Alors que le président Gül était en visite à Vienne cette semaine, le président autrichien, Heinz Fischer, a déclaré dans un entretien à Zaman que son pays était favorable à la poursuite des négociations pour l’adhésion de la Turquie à l’UE.
« Il est évident que le chemin sera long et difficile mais il faut poursuivre les négociations entre la Turquie et l’UE. L’Autriche approuve le lancement de discussions officielles sur l’intégration de la Turquie. D’ailleurs, le seul chapitre concernant l’adhésion qui ait été clos l’a été sous notre présidence » a confié le président Heinz Fischer. Le chef d’Etat a tenu à rappeler la position autrichienne en affirmant, par ailleurs, que les négociations ne mèneraient pas automatiquement à l’intégration de la Turquie. D’après lui, l’Europe des 27 traverse des temps difficiles à cause de la crise économique, ce qui renforce le scepticisme vis-à-vis d’un élargissement, dans l’opinion publique. « La question c’est de savoir si l’UE est prête à accepter un grand pays comme la Turquie qui compte 70 millions d’habitants » soutient-il. De plus, le président insiste sur le fait qu’il y a aussi d’autres problèmes comme la question chypriote qui doit encore être réglée. Par ailleurs, il a refusé de donner une estimation quant au moment où la Turquie pourrait devenir un membre à part entière.

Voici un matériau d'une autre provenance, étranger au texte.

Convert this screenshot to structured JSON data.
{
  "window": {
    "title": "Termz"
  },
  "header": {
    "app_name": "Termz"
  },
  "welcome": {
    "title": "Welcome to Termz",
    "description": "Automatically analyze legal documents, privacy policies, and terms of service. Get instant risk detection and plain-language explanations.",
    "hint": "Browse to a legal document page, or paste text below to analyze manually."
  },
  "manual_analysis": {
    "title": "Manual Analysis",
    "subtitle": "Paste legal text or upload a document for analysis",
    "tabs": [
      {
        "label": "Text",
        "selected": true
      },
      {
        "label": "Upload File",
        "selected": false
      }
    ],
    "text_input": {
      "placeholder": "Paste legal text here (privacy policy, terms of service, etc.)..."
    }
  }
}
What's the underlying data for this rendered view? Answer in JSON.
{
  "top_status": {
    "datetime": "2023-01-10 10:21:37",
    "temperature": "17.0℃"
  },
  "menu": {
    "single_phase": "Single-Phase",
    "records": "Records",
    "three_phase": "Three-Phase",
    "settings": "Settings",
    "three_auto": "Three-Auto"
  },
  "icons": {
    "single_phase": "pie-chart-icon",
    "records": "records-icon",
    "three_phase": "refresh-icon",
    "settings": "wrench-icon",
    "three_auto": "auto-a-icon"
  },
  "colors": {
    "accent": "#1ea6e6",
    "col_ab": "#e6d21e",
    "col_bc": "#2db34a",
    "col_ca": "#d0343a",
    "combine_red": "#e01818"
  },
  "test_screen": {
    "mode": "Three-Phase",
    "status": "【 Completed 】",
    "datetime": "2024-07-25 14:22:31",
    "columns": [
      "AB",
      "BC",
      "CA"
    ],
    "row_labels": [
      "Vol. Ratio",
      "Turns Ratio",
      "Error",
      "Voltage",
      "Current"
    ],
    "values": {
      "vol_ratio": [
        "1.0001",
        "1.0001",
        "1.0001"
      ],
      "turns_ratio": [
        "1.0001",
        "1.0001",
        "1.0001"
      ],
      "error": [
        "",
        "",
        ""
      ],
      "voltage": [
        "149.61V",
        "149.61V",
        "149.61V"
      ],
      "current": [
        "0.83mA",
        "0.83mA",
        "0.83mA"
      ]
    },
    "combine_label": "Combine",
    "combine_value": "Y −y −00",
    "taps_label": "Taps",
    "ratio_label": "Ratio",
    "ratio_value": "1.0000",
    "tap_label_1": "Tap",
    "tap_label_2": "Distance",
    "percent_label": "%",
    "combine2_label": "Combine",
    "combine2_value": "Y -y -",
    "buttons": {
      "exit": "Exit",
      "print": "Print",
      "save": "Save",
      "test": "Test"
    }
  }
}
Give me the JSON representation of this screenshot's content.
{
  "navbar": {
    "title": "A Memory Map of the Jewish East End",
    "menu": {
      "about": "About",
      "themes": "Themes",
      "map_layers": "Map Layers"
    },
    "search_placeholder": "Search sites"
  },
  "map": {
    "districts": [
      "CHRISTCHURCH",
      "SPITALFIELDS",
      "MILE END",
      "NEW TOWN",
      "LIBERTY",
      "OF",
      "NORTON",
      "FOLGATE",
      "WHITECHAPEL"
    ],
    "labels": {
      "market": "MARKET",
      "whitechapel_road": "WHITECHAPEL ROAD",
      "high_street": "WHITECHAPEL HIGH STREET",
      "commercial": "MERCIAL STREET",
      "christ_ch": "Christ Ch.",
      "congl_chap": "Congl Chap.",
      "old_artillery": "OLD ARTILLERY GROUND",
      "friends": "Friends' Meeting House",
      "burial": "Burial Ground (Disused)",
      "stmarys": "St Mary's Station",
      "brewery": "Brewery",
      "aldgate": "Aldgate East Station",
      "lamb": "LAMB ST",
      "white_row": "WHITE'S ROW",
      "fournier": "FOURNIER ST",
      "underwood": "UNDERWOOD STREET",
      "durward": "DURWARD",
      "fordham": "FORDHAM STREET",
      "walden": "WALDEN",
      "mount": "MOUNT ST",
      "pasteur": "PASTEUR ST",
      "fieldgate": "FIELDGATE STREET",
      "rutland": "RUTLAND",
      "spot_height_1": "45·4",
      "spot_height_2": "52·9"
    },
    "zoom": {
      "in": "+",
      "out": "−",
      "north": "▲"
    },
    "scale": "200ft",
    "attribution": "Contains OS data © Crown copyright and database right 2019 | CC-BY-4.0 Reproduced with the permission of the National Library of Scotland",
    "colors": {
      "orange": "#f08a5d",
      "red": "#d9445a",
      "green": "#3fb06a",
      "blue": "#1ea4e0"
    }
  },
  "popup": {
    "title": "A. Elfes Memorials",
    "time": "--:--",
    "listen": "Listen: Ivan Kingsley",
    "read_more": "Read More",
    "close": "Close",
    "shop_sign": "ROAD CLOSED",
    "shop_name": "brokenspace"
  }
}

Fisher : « Aucune discrimination n’est tolérée en Autriche »
En outre, le président a réfuté les accusations de xénophobie et d’islamophobie dans son pays car, selon lui, « aucune forme de discrimination n’est tolérée en Autriche. » Il a aussi souligné que la liberté religieuse était protégée par la Constitution actuelle. « Voilà ce que je pense : la liberté religieuse ne s’applique pas seulement aux églises de ce pays mais aussi à l’islam. Un environnement de respect doit être établit entre les différents croyants » a-t-il plaidé. Concernant l’augmentation de la coopération entre la Turquie et l’Autriche, Fischer a déclaré que son pays était le plus grand investisseur en IDE (investissement direct à l’étranger) en Turquie en 2010, ce qui revenait à 1 milliard d’euros. Il a également évoqué le dynamisme des échanges et la présence de centaines d’hommes d’affaires turcs travaillant en Autriche. Les deux présidents ont discuté des questions politiques, économiques et de leur coopération. Abdullah Gül est le premier président à visiter l’Autriche depuis la visite de Süleyman Demirel en 1998. Le président autrichien, pour sa part, s’était rendu en Turquie en 2008.
Gül : les Turcs pourraient dire « non » à l’UE
Dans une interview donnée dans un important journal autrichien à la veille de sa visite, le président turc Abdullah Gül a déclaré qu’il était possible que les Turcs se prononcent contre l’intégration de la Turquie à l’UE, comme l’ont fait les Norvégiens. Par ailleurs, dans une interview donnée au journal Der Standard, publiée le 29 avril, il a ajouté que « les citoyens turcs vivant en Autriche devaient parler les deux langues couramment. » Le président Gül a par ailleurs réaffirmé sa condamnation de toute forme d’islamophobie. « Cela reviendrait à tolérer une discrimination religieuse. Ce n’est pas important qu’une personne soit musulmane, chrétienne ou juive. Ce qui compte, c’est qu’elle respecte les principes fondamentaux de la démocratie et des droits de l’homme. »
Deux anciens Empires
Dans un autre entretien, publié dans le journal Die Presse, le président turc a soutenu que les deux pays étaient tous deux héritiers d’importants Etats et Empires. « Je pense que nous serons capables d’approfondir nos relations économiques et politiques. Environ 200.000 Turcs vivent en Autriche et 100.000 d’entre eux sont des citoyens autrichiens. Ils font partie de la société autrichienne et c’est très important pour les relations entre nos deux pays » a-t-il affirmé. « La Constitution autrichienne reconnaît l’islam. C’est un bon départ. L’Autriche est l’héritière d’un Empire composé de nombreuses provinces. Cependant, l’extrémisme et l’islamophobie contredisent l’esprit européen et les valeurs de ce continent, berceau des droits de l’homme. Nous avons déjà constaté par le passé que ceux qui sont différents, sont isolés en Europe » a-t-il soutenu.